Esqueceram que comunidade cristã existe para dar uma resposta efetiva às
angústias e esperanças das pessoas e grupos humanos concretos!
Jesus reage
sublinhando, sem meias-palavras, que são eles mesmos que devem cuidar do povo.
Jesus não se importa se eles têm ou não provisões suficientes, e pede que
organizem o povo em comunidades. Depois de se apropriar dos poucos pães e
peixes que os apóstolos guardavam, Jesus, como um pai de família, eleva,
abençoa, parte e dá aos discípulos para que distribuam. É possível que aquela
multidão necessitada fosse gente excluída do judaísmo, gente que não era sequer
considerada pelas autoridades religiosas. Mas é essa gente recebe atenção
prioritária da parte de Jesus, e o mesmo vale para a Igreja de hoje!
Com Jesus,
termina o tempo do “cada um para si” e começa o tempo do convívio, da partilha
e do serviço. Inaugura-se o tempo de comunhão solidária. “Todos comeram e se
saciaram.” Depois que os mais vulneráveis forem servidos, a sobra vai para os
demais! A atenção dos cristãos é inclusiva e universal, mas dá prioridade aos
últimos ou excluídos, e viver a Eucaristia é entrar nesta lógica do dom, da
prioridade dos últimos e dos mais frágeis. Diante deste sacramento não devemos
dizer “se aproxime quem for digno e estiver preparado”, mas “Senhor, eu não sou
digno de participar da tua mesa...”
Santo Tomás de
Aquino diz que na Eucaristia temos o “documento do imenso amor de Cristo pela
humanidade”, e nela “fazemos memória da altíssima caridade que Cristo
demonstrou na sua paixão”. Quando Jesus ordena “façam isso em memória de mim”,
não está instituindo um rito a ser repetido com reverência, mas propondo uma
forma de vida a ser assumida com coerência.
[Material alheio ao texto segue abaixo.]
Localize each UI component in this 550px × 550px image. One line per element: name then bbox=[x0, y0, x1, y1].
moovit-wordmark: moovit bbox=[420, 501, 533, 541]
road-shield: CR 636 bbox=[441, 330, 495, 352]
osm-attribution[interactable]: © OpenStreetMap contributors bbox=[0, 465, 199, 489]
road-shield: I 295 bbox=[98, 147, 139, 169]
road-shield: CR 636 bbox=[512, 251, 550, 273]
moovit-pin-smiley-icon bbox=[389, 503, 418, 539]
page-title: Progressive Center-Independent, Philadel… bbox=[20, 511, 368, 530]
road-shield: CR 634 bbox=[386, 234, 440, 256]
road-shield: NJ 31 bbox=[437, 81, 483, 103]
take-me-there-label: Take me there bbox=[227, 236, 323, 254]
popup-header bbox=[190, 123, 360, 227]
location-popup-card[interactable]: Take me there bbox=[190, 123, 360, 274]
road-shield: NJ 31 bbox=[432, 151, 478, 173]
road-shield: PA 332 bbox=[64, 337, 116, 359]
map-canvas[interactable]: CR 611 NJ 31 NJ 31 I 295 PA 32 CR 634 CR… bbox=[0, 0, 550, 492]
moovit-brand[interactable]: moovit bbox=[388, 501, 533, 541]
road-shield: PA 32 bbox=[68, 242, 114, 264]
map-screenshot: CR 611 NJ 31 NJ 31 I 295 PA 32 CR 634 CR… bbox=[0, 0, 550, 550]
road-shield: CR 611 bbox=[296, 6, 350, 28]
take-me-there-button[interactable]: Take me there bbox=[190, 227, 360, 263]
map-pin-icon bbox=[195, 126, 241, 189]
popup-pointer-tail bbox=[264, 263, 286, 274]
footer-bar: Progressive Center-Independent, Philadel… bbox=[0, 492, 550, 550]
Por isso, a Eucaristia é um sinal
sacramental que aponta para algo mais profundo e transcendente: em Jesus, Deus
se faz dom por nós, a fim de que a nossa vida adquira forma de dom solidário
pelo próximo.
A questão mais
importante não a presença real de Jesus no pão mas seu caminho de amor
apaixonado e solidário pela humanidade. O ponto crucial não é a
transubstanciação do pão e do vinho mas a presença real e contínua de Cristo em
nossos gestos de partilha e solidariedade. “Vos sois o corpo de Cristo e,
individualmente, sois membros deste corpo”, diz Paulo (1Cor 12,27). A nossa vocação é sermos o corpo histórico de
Cristo no mundo: um corpo feito dom e comunhão, no qual os membros são iguais,
diferentes e reciprocamente solidários, e onde os membros mais frágeis são tratados
com maior atenção.
Jesus de Nazaré, pão para a vida do mundo!
Queremos sair às ruas, movidos por tua sede de comunhão e agradecidos pelo teu
amor-doação. Mas não cantaremos “hóstia branca, no altar consagrada...” ou “queremos
Deus, homens ingratos”, e sim “entra na roda com a gente também! Você é muito
importante! Vem!” E continuaremos: “Muito tempo não dura a verdade nestas
margens estreitas demais. Deus criou a vida para ser sempre mais! Comungar é
tornar-se um perigo... Viemos pra incomodar!” Assim seja! Amém!